天井の星を眺めるように、或いは宵のプールに沈むように

九十九 那月

天井の星を眺めるように、或いは宵のプールに沈むように

 今年の、初夏のとある日の事。

 隣のクラスの男子が、死体となって見つかった。


 彼は、夜のプールに一人で侵入して、そこで自殺を図ったらしかった。彼の体内からは、睡眠薬の成分が見つかって、それが彼の家にあったものと同じだった、とか。


 全て、誰かから聞いた話。

 そんなこと、自分には関係がない、と、僕は思っていた。




 プラネタリウムを観に行くことが好きだった。

 特別、星が好きだったわけではなかった。だけどそれでも、星というものは多分、僕を構成するものの一つだったのだと思う。

 そんな歪んだ愛を、僕は天井の星に向けていた。




 ある日、は突然、僕の前に現れた。


 は、まず初めに、見えるんだ、と言った。

 次に、プールの授業、無くしちゃってごめん、と謝った。


 どうやら、それは、初夏に亡くなったはずの、プールに沈んだ生徒の幽霊、らしかった。


 それが見えていようと、そうじゃなかろうと、僕の日々はそれまでとほとんど変わらずに過ぎていった。

 ただただ何となく、日々が過ぎていくだけ。休日や、どうしようもなくなったときは、近所の科学館に言っては、映し出される偽物の星を眺めていた。

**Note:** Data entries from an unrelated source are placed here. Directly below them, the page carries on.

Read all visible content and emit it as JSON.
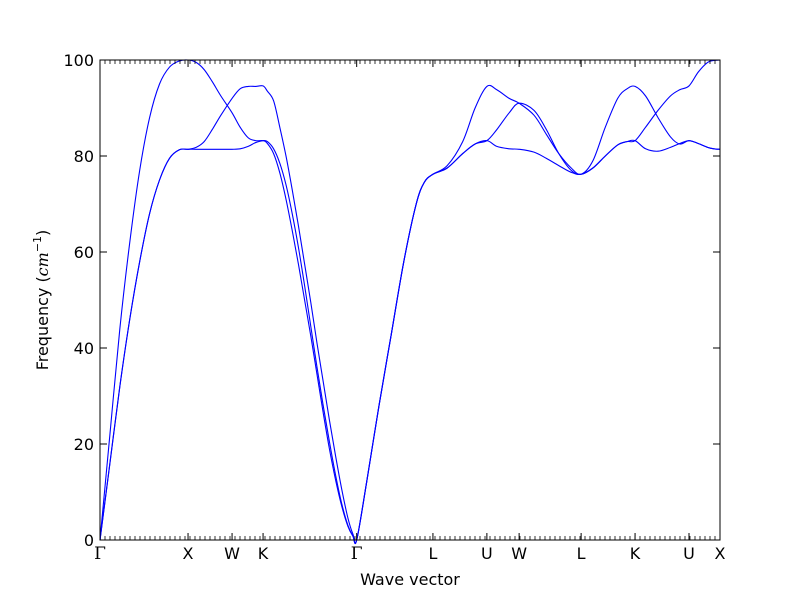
{
  "chart_data": {
    "type": "line",
    "title": "",
    "xlabel": "Wave vector",
    "ylabel": {
      "prefix": "Frequency (",
      "unit_base": "cm",
      "unit_exp": "−1",
      "suffix": ")"
    },
    "ylim": [
      0,
      100
    ],
    "yticks": [
      0,
      20,
      40,
      60,
      80,
      100
    ],
    "xlim": [
      0,
      1
    ],
    "grid": false,
    "legend": "none",
    "line_color": "#0000ff",
    "kpoints": [
      {
        "label": "Γ",
        "x": 0.0
      },
      {
        "label": "X",
        "x": 0.142
      },
      {
        "label": "W",
        "x": 0.213
      },
      {
        "label": "K",
        "x": 0.263
      },
      {
        "label": "Γ",
        "x": 0.414
      },
      {
        "label": "L",
        "x": 0.537
      },
      {
        "label": "U",
        "x": 0.624
      },
      {
        "label": "W",
        "x": 0.676
      },
      {
        "label": "L",
        "x": 0.776
      },
      {
        "label": "K",
        "x": 0.863
      },
      {
        "label": "U",
        "x": 0.95
      },
      {
        "label": "X",
        "x": 1.0
      }
    ],
    "series": [
      {
        "x": [
          0.0,
          0.016,
          0.032,
          0.048,
          0.064,
          0.08,
          0.096,
          0.112,
          0.128,
          0.142,
          0.155,
          0.168,
          0.181,
          0.195,
          0.213,
          0.226,
          0.239,
          0.251,
          0.263,
          0.27,
          0.28,
          0.29,
          0.3,
          0.31,
          0.32,
          0.33,
          0.34,
          0.35,
          0.36,
          0.37,
          0.38,
          0.39,
          0.4,
          0.408,
          0.414,
          0.43,
          0.45,
          0.47,
          0.49,
          0.51,
          0.523,
          0.537,
          0.56,
          0.585,
          0.605,
          0.624,
          0.64,
          0.66,
          0.676,
          0.7,
          0.72,
          0.74,
          0.76,
          0.776,
          0.795,
          0.815,
          0.835,
          0.85,
          0.863,
          0.88,
          0.9,
          0.92,
          0.935,
          0.95,
          0.965,
          0.98,
          0.99,
          1.0
        ],
        "y": [
          0,
          16,
          32,
          46,
          58,
          68,
          75,
          79.5,
          81.3,
          81.4,
          81.4,
          81.4,
          81.4,
          81.4,
          81.4,
          81.5,
          82.0,
          82.8,
          83.2,
          83.0,
          81.5,
          78.5,
          74.0,
          68.0,
          61.0,
          53.0,
          44.5,
          36.0,
          28.0,
          20.5,
          13.5,
          7.5,
          3.0,
          0.8,
          0,
          12,
          28,
          43,
          58,
          70,
          74.5,
          76.2,
          77.5,
          80.5,
          82.5,
          83.2,
          82.0,
          81.5,
          81.4,
          80.8,
          79.5,
          78.0,
          76.6,
          76.2,
          77.5,
          80.0,
          82.3,
          83.0,
          83.2,
          81.5,
          81.0,
          81.8,
          82.6,
          83.2,
          82.6,
          81.8,
          81.5,
          81.4
        ]
      },
      {
        "x": [
          0.0,
          0.016,
          0.032,
          0.048,
          0.064,
          0.08,
          0.096,
          0.112,
          0.128,
          0.142,
          0.155,
          0.168,
          0.181,
          0.195,
          0.213,
          0.226,
          0.239,
          0.251,
          0.263,
          0.27,
          0.28,
          0.29,
          0.3,
          0.31,
          0.32,
          0.33,
          0.34,
          0.35,
          0.36,
          0.37,
          0.38,
          0.39,
          0.4,
          0.408,
          0.414,
          0.43,
          0.45,
          0.47,
          0.49,
          0.51,
          0.523,
          0.537,
          0.56,
          0.585,
          0.605,
          0.624,
          0.64,
          0.66,
          0.676,
          0.7,
          0.72,
          0.74,
          0.76,
          0.776,
          0.795,
          0.815,
          0.835,
          0.85,
          0.863,
          0.88,
          0.9,
          0.92,
          0.935,
          0.95,
          0.965,
          0.98,
          0.99,
          1.0
        ],
        "y": [
          0,
          16,
          32,
          46,
          58,
          68,
          75,
          79.5,
          81.3,
          81.4,
          81.8,
          83.0,
          85.5,
          88.5,
          92.0,
          94.0,
          94.5,
          94.5,
          94.6,
          93.5,
          91.5,
          86.0,
          80.0,
          73.0,
          65.5,
          57.5,
          49.5,
          41.0,
          33.0,
          25.0,
          17.5,
          10.5,
          4.5,
          1.2,
          0,
          12,
          28,
          43,
          58,
          70,
          74.5,
          76.2,
          78.0,
          83.0,
          90.0,
          94.5,
          93.8,
          92.0,
          91.0,
          88.5,
          84.5,
          80.5,
          77.5,
          76.2,
          79.0,
          86.0,
          92.0,
          94.0,
          94.5,
          92.5,
          88.0,
          84.0,
          82.5,
          83.2,
          82.6,
          81.8,
          81.5,
          81.4
        ]
      },
      {
        "x": [
          0.0,
          0.016,
          0.032,
          0.048,
          0.064,
          0.08,
          0.096,
          0.112,
          0.128,
          0.142,
          0.155,
          0.168,
          0.181,
          0.195,
          0.213,
          0.226,
          0.239,
          0.251,
          0.263,
          0.27,
          0.28,
          0.29,
          0.3,
          0.31,
          0.32,
          0.33,
          0.34,
          0.35,
          0.36,
          0.37,
          0.38,
          0.39,
          0.4,
          0.408,
          0.414,
          0.43,
          0.45,
          0.47,
          0.49,
          0.51,
          0.523,
          0.537,
          0.56,
          0.585,
          0.605,
          0.624,
          0.64,
          0.66,
          0.676,
          0.7,
          0.72,
          0.74,
          0.76,
          0.776,
          0.795,
          0.815,
          0.835,
          0.85,
          0.863,
          0.88,
          0.9,
          0.92,
          0.935,
          0.95,
          0.965,
          0.98,
          0.99,
          1.0
        ],
        "y": [
          0,
          22,
          44,
          62,
          77,
          88,
          95,
          98.5,
          99.8,
          100,
          99.5,
          98.0,
          95.5,
          92.5,
          89.0,
          86.0,
          83.8,
          83.2,
          83.2,
          82.6,
          80.5,
          76.5,
          71.0,
          64.5,
          57.5,
          50.0,
          42.5,
          34.5,
          26.5,
          19.0,
          12.5,
          7.0,
          2.8,
          0.8,
          0,
          12,
          28,
          43,
          58,
          70,
          74.5,
          76.2,
          77.5,
          80.5,
          82.5,
          83.2,
          85.5,
          89.0,
          91.0,
          89.5,
          85.5,
          80.5,
          77.0,
          76.2,
          77.5,
          80.0,
          82.3,
          83.0,
          83.2,
          86.0,
          89.5,
          92.5,
          93.8,
          94.6,
          97.5,
          99.5,
          99.9,
          100
        ]
      }
    ]
  }
}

 ただ一つだけ変わったのは、どこへ行っても幽霊がついてくるようになった、ということだった。


 お互い、ほとんど言葉は交わさない。

 時々、それが呟くように言った言葉に、気が向いたときに僕が答えるだけ。

 そんなことが、何度か繰り返された。




 星が好きなの、と、ある時、それが聞いた。

 別に、と僕は答えた。


 じゃぁ、プラネタリウムは好きなの、と聞かれた。

 それにも、別に、と答えた。


 どうしていつも、あそこに行くの。そう聞かれて、僕は足を止めた。

 それしかないから、と、僕は俯きながら答えた。


 足元は暗くて、だけどそこに闇はなかった。

 頭上には、月と、星と、街灯とが、光を放っている。きっと。

 だからこそ僕は、闇を探して歩き回っていた。


 おなじかもしれないね、と、不意にそれは言った。


 黙ったままの僕には構わずに、それは勝手に喋りだした。




 海がないんだ。

 その声は、とても寂しそうに聞こえた。


 透き通って、どこまでも続いているようで。

 混じって、溶けてしまえそうだ。そんな風に感じた海が、ここにはないんだ。


 だから、どこにも行けなかったんだ、と。




 海が好きだったのか、と、僕は自然と聞いていた。

 うん、と、彼は答えた。


 じゃぁ、違うよ、と僕は言った。

 彼が、微笑んだような気がした。


 気づいたら、彼はいなくなっていた。




 次の休みの日に、電車に乗って、一番近い海まで行った。

 波が穏やかで、潮の匂いがして、そして、海底は見えなかった。

 彼の言っていたことが、少しだけわかったような気がした。




 天井の星を眺めるように、或いは宵のプールに沈むように。

 ただ無機質な偽物だけが、何よりも僕たちの一部だった。




 だから、僕は彼のことを、羨ましいと思う。


 そして、僕は夢想する。


 偽物の空に写る星の海へと沈んでいくことができたなら、それはどれだけ幸せなんだろう、と。